The explosion of interest in Java over the last year has been driven largely by its röle in bringing a new generation of interactive pages to the World Wide Web. Undoubtedly various features of the language--compactness, byte-code portability, security, and so on--make it particularly attractive as an implementation language for applets embedded in Web pages. But it is clear that the ambitions of the Java development team go well beyond enhancing the functionality of HTML documents. According to [20]

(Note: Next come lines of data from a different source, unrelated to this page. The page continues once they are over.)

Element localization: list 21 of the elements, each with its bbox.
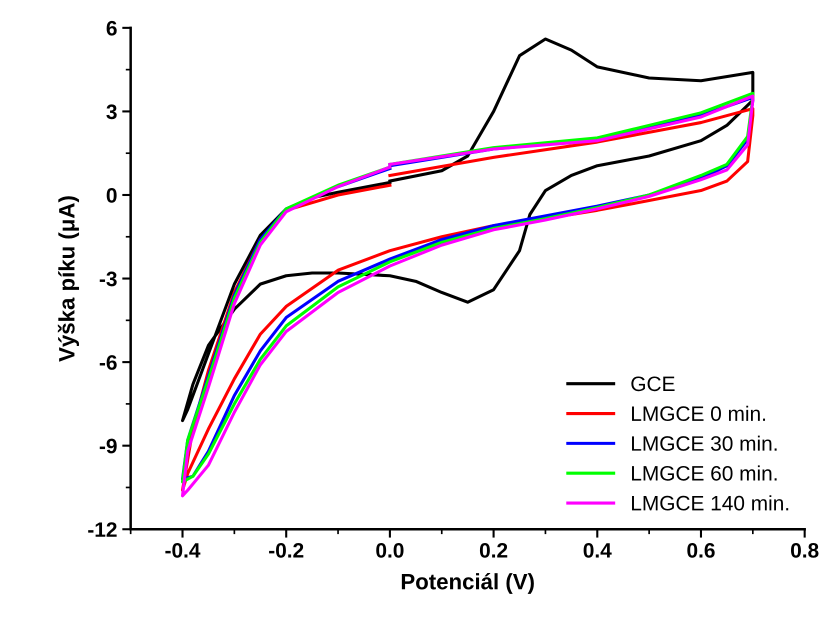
x-tick-label: 0.4 bbox=[584, 542, 612, 558]
legend-label: LMGCE 30 min. bbox=[632, 436, 777, 451]
x-tick-label: 0.0 bbox=[376, 542, 404, 558]
y-tick-label: 3 bbox=[106, 104, 117, 120]
x-tick-label: 0.2 bbox=[480, 542, 508, 558]
y-tick-label: -12 bbox=[88, 522, 117, 537]
x-tick-label: 0.8 bbox=[791, 542, 819, 558]
y-tick-label: 0 bbox=[106, 188, 117, 203]
legend-label: LMGCE 140 min. bbox=[632, 495, 788, 511]
x-axis-title: Potenciál (V) bbox=[402, 572, 534, 594]
x-tick-label: -0.4 bbox=[165, 542, 200, 558]
y-tick-label: -9 bbox=[100, 438, 117, 454]
y-axis-title: Výška píku (μA) bbox=[58, 196, 80, 362]
y-tick-label: 6 bbox=[106, 20, 117, 36]
legend-label: LMGCE 0 min. bbox=[632, 406, 766, 422]
x-tick-label: 0.6 bbox=[687, 542, 715, 558]
y-tick-label: -3 bbox=[100, 272, 117, 286]
legend-label: GCE bbox=[631, 376, 675, 392]
legend-label: LMGCE 60 min. bbox=[632, 465, 777, 481]
y-tick-label: -6 bbox=[100, 355, 117, 370]
x-tick-label: -0.2 bbox=[269, 542, 304, 558]
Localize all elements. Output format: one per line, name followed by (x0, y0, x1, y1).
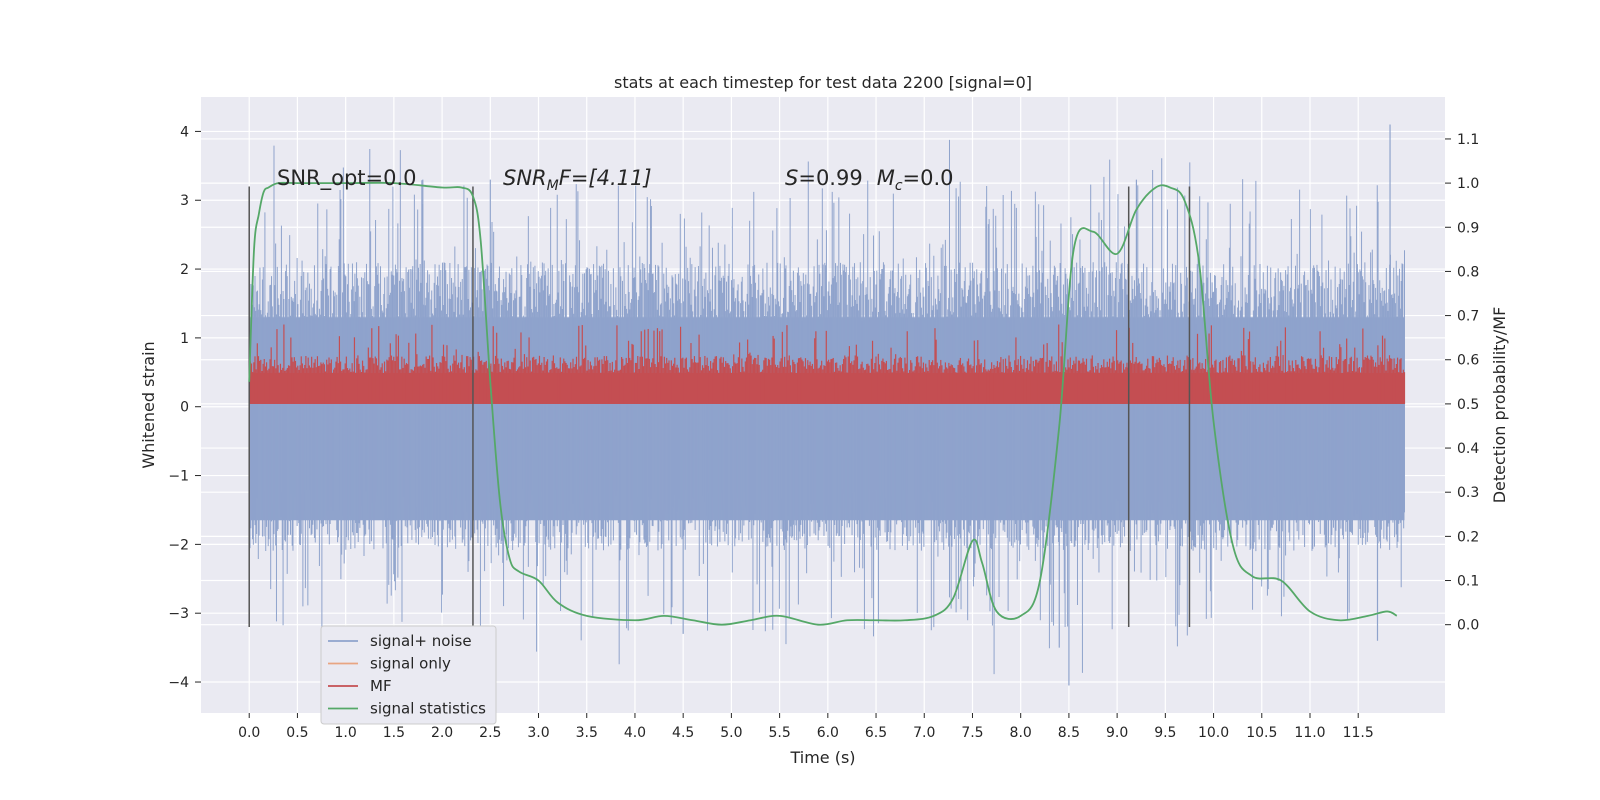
mf-series (248, 324, 1406, 404)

``Java is designed to meet the challenges of application development in the context of heterogeneous, network-wide distributed environments. Paramount among these challenges is secure delivery of applications that consume the minimum of system resources, can run on any hardware and software platform, and can be extended dynamically.''
Several of these concerns are mirrored in developments in the High Performance Computing world over a number of years. A decade ago the focus of interest in the parallel computing community was on parallel hardware. A parallel computer was typically built from specialized processors integrated through a proprietary high-performance communication switch. If the machine also had to be programmed in a proprietary language, that was an acceptable price for the benefits of using a supercomputer. This attitude was not sustainable as one parallel architecture gave way to another, and the cost of porting software became exorbitant. For several years now, portability across platforms had been a central concern in parallel computing [4, 5, 14, 13, 23].
More fundamentally, the assumption that high performance computing will be done primarily on specialized supercomputers is questioned increasingly. Rapid strides in performance and connectivity of ordinary workstations and PCs make it look equally possible that the future of parallel computing will be on local area networks, or even the Internet [19, 17].
With Java positioned to become a standard programming language on the Internet, and scientific parallel processing edging towards network-based computation, it is natural to ask how these two technologies will interact. How suitable is Java for scientific computing, and do lessons from research in parallel computing have implications for the development of Java?
Popular acclaim aside, there are some reasons to think that Java may be a good language for scientific and parallel programming.
The acronym ``HPJava'' was coined in a draft white paper produced by members of the PCRC consortium in the first half of 1996 [10]. At NPAC we have been experimenting with some of the ideas put forward there.